Yesterday's afternoon rain prompted us to begin looking for a motel earlier than usual. We'd picked out a couple of towns as potential targets for the night, but if anything came up sooner, we were prepared to take it. We had no such luck, so we were relieved to finally get to the first town where there were a few lodging options. We located them easily enough, but not one answered the door. Three appeared to be either closed for the season or shut down for good. The fourth left a note saying they'd be back at 4:30, but we were not interested in hanging around in the rain for another hour and a half. While we'd kept warm enough while cycling, traipsing up and down the main street knocking on doors had left us cold and wet.
The next target town was another nine miles down the road.
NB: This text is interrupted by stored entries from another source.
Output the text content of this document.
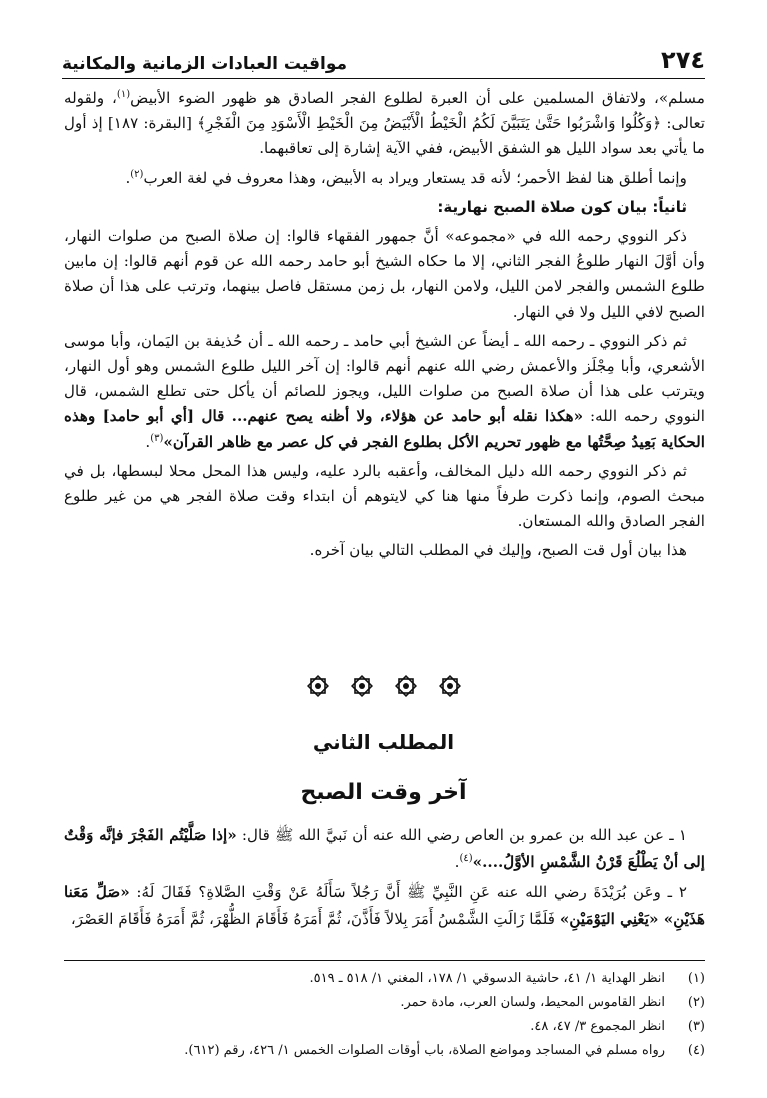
٢٧٤
مواقيت العبادات الزمانية والمكانية

مسلم»، ولاتفاق المسلمين على أن العبرة لطلوع الفجر الصادق هو ظهور الضوء الأبيض$^{(١)}$، ولقوله تعالى: ﴿وَكُلُوا وَاشْرَبُوا حَتَّىٰ يَتَبَيَّنَ لَكُمُ الْخَيْطُ الْأَبْيَضُ مِنَ الْخَيْطِ الْأَسْوَدِ مِنَ الْفَجْرِ﴾ [البقرة: ١٨٧] إذ أول ما يأتي بعد سواد الليل هو الشفق الأبيض، ففي الآية إشارة إلى تعاقبهما.

وإنما أطلق هنا لفظ الأحمر؛ لأنه قد يستعار ويراد به الأبيض، وهذا معروف في لغة العرب$^{(٢)}$.

ثانياً: بيان كون صلاة الصبح نهارية:

ذكر النووي رحمه الله في «مجموعه» أنَّ جمهور الفقهاء قالوا: إن صلاة الصبح من صلوات النهار، وأن أوَّلَ النهار طلوعُ الفجر الثاني، إلا ما حكاه الشيخ أبو حامد رحمه الله عن قوم أنهم قالوا: إن مابين طلوع الشمس والفجر لامن الليل، ولامن النهار، بل زمن مستقل فاصل بينهما، وترتب على هذا أن صلاة الصبح لافي الليل ولا في النهار.

ثم ذكر النووي ـ رحمه الله ـ أيضاً عن الشيخ أبي حامد ـ رحمه الله ـ أن حُذيفة بن اليَمان، وأبا موسى الأشعري، وأبا مِجْلَز والأعمش رضي الله عنهم أنهم قالوا: إن آخر الليل طلوع الشمس وهو أول النهار، ويترتب على هذا أن صلاة الصبح من صلوات الليل، ويجوز للصائم أن يأكل حتى تطلع الشمس، قال النووي رحمه الله: «هكذا نقله أبو حامد عن هؤلاء، ولا أظنه يصح عنهم... قال [أي أبو حامد] وهذه الحكاية بَعِيدُ صِحَّتُها مع ظهور تحريم الأكل بطلوع الفجر في كل عصر مع ظاهر القرآن»$^{(٣)}$.

ثم ذكر النووي رحمه الله دليل المخالف، وأعقبه بالرد عليه، وليس هذا المحل محلا لبسطها، بل في مبحث الصوم، وإنما ذكرت طرفاً منها هنا كي لايتوهم أن ابتداء وقت صلاة الفجر هي من غير طلوع الفجر الصادق والله المستعان.

هذا بيان أول قت الصبح، وإليك في المطلب التالي بيان آخره.

المطلب الثاني
آخر وقت الصبح

١ ـ عن عبد الله بن عمرو بن العاص رضي الله عنه أن نَبيَّ الله ﷺ قال: «إذا صَلَّيْتُم الفَجْرَ فإنَّه وَقْتٌ إلى أنْ يَطْلُعَ قَرْنُ الشَّمْسِ الأوَّلُ....»$^{(٤)}$.

٢ ـ وعَن بُرَيْدَةَ رضي الله عنه عَنِ النَّبِيِّ ﷺ أَنَّ رَجُلاً سَأَلَهُ عَنْ وَقْتِ الصَّلاةِ؟ فَقَالَ لَهُ: «صَلِّ مَعَنا هَذَيْنِ» «يَعْنِي اليَوْمَيْنِ» فَلَمَّا زَالَتِ الشَّمْسُ أَمَرَ بِلالاً فَأَذَّنَ، ثُمَّ أَمَرَهُ فَأَقَامَ الظُّهْرَ، ثُمَّ أَمَرَهُ فَأَقَامَ العَصْرَ،

(١)
انظر الهداية ١/ ٤١، حاشية الدسوقي ١/ ١٧٨، المغني ١/ ٥١٨ ـ ٥١٩.
(٢)
انظر القاموس المحيط، ولسان العرب، مادة حمر.
(٣)
انظر المجموع ٣/ ٤٧، ٤٨.
(٤)
رواه مسلم في المساجد ومواضع الصلاة، باب أوقات الصلوات الخمس ١/ ٤٢٦، رقم (٦١٢).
We weren't too excited about getting back on our bikes again, but had no choice at that point. So we were very pleased to round the next cape after only a couple of miles and find several motels and restaurants at our disposal! Hallelujah! A tired motel room never looked so good, and a hot shower felt heavenly. Even the skies rewarded us with a beautiful sunset somewhere behind the mountains, glowing around the headland that evening.
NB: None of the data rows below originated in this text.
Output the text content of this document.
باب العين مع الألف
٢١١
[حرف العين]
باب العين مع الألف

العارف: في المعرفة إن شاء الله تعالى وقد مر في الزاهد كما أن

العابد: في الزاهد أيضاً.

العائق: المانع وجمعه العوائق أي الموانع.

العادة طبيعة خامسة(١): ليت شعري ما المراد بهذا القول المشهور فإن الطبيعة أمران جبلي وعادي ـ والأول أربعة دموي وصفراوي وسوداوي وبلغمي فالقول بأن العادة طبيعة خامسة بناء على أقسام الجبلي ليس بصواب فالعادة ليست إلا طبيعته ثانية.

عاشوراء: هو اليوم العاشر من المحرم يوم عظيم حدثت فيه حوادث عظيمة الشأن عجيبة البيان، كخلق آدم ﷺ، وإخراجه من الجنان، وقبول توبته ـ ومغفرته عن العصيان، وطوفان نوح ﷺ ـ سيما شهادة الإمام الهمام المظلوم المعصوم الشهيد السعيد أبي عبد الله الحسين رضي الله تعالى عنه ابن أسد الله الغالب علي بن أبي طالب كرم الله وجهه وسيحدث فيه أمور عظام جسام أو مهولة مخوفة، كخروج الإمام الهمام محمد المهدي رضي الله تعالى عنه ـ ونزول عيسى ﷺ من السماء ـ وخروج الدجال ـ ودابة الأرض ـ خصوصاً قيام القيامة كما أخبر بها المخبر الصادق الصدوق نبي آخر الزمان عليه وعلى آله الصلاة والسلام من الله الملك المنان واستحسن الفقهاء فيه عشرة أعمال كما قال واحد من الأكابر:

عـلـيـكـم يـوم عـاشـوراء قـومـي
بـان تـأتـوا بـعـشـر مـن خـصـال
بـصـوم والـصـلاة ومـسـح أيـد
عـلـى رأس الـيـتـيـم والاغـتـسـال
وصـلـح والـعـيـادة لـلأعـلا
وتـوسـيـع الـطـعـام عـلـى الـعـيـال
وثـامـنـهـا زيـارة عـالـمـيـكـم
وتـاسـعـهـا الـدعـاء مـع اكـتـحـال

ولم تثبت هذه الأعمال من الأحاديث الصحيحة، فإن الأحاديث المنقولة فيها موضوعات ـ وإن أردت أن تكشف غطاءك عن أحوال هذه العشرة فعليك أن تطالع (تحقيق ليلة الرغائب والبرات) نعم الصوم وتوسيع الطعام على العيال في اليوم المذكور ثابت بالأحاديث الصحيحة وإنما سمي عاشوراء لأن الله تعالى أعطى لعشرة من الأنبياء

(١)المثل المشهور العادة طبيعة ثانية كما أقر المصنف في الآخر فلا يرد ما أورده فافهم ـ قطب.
To get an early start the next morning, we passed up a sure thing for breakfast and put our bets on finding a restaurant down the road. Our waitress at dinner had recommended one, but we arrived to find it closed. Same thing for the little convenience store. The next option was 15 miles down the road, so out came our reserves. Bagels and peanut butter. You'd be surprised how good they taste when it's the only food in town. By noon we finally found a proper breakfast at our favorite kind of place to stop – a simple homey cafe with good plain food. It was worth the extra journey.
Despite our trials, we still took in the sights along the way. Today's lighthouse is one that I'd read about months ago, and was eager to see. It was a cold and dismal morning when we arrived, and I took refuge in the souvenir shop as long as I could to try and thaw my frosty toes. What surprises me most about the lighthouses we've see in just how small they are. But they are on such high land, that they needn't be tall in order to be high enough to be seen by the ships. This one at La Martre has been in continuous operation since 1906. Indeed it's light was rotating when we were there.
Not all sights are impressive or historic. Rich took rather a liking to this mermaid in Sainte-Anne-des-Monts. He dubbed it a Purple Cow.
It seemed we were chasing that slim line of blue sky on the horizon all day. It was always just a few miles beyond our reach. The best I could do was to capture it in a calm pool when the tide was out.
We've been on our bicycles for five weeks now. And we've proven that we can rise above cold, rain, hunger and bad luck. We just keep on cycling, knowing it will all work out in the end.